Hand written document.

Genealogy, not for the faint of heart

The morning is quiet. Earlier, the rain and hail beat a staccato rhythm against the window as if it was trying to flee the gray and weary day. It’s a good day for writing, and thinking, and spending my time reflecting. Tim is working on the plumbing and playing computer games while he waits for the chemical concoction to fix the sink. The halfling discovered a virtual place called YouTube (kids’ version) where someone is battling a Creeper. I finished up the tasks that didn’t get done because I lost myself in old relatives yesterday.

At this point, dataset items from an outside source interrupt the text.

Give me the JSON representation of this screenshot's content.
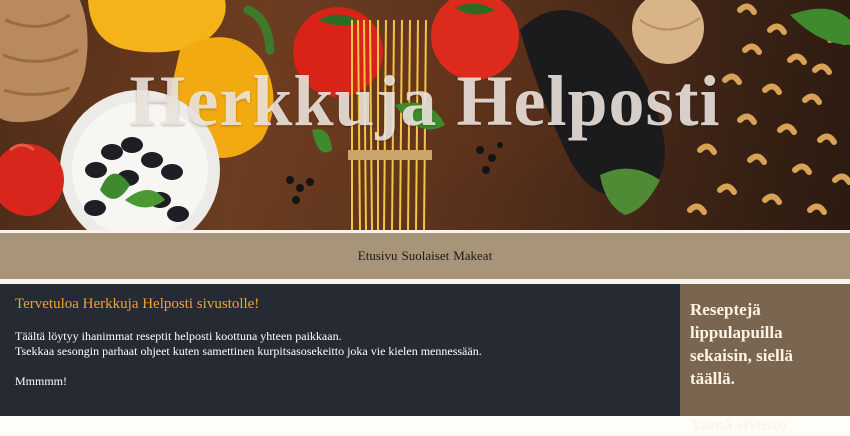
{
  "header": {
    "title": "Herkkuja Helposti",
    "image": "food-ingredients-background"
  },
  "nav": {
    "items": [
      {
        "label": "Etusivu"
      },
      {
        "label": "Suolaiset"
      },
      {
        "label": "Makeat"
      }
    ]
  },
  "main": {
    "heading": "Tervetuloa Herkkuja Helposti sivustolle!",
    "line1": "Täältä löytyy ihanimmat reseptit helposti koottuna yhteen paikkaan.",
    "line2": "Tsekkaa sesongin parhaat ohjeet kuten samettinen kurpitsasosekeitto joka vie kielen mennessään.",
    "line3": "Mmmmm!"
  },
  "aside": {
    "text1": "Reseptejä lippulapuilla sekaisin, siellä täällä.",
    "text2": "Tämä sivusto"
  },
  "colors": {
    "heading": "#f0a035",
    "nav_bg": "#a89479",
    "main_bg": "#252a33",
    "aside_bg": "#7a6650"
  }
}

Genealogy is a curious hobby. We poke our noses into people’s lives in order to get their stories and catalog their lives. The internet has created a much easier way to get information, but it is also unreliable in the validity of that information. I track my genealogy, and Tim’s because I’m nosy like that, in a program that links to online databases. Yesterday, I discovered a record for a man named Brenster. Everything about him matched my relative. His birth date, the location, his death information, even his spouse and children. The one thing that did not match was his name. The name listed in the source was Brewster.

Old paper with cursive writing on it.
Image by artemtation from Pixabay

Most people would have looked at the wrong name and moved on. But I’m not most people. I pulled up the image file of the original source. As usual for 1800s era script, they wrote the entry in flowy cursive letters that were more about flair than accuracy. And when the person who did the data entry typed it into the program, they made a common error of transcription. The “w” was mistaken for an “n”.

One of the particularly frustrating things about this program is that there does not appear to be a way to alert the program developers of the problem. I put a note in the person’s genealogical record and left it at that. Future genealogists will have to sort out the discrepancy later.

2 thoughts on “Genealogy, not for the faint of heart”

  1. I encounter that problem all the time. I tell others who engage in this study to look at the primary documents and not to rely on the abstracts and indexes. My surname comes in a variety of spellings and am frequently required to search all the iterations because search engines don’t always cover the variations. One such spelling error actually opened a locked door for me because the was a correction to the official record that was made by my great grandmother and a grand aunt. If I had relied solely on the abstract of the record, I never would have found my grand aunt and her family. It’s on a different line than the one we share, so no need for you to look for it.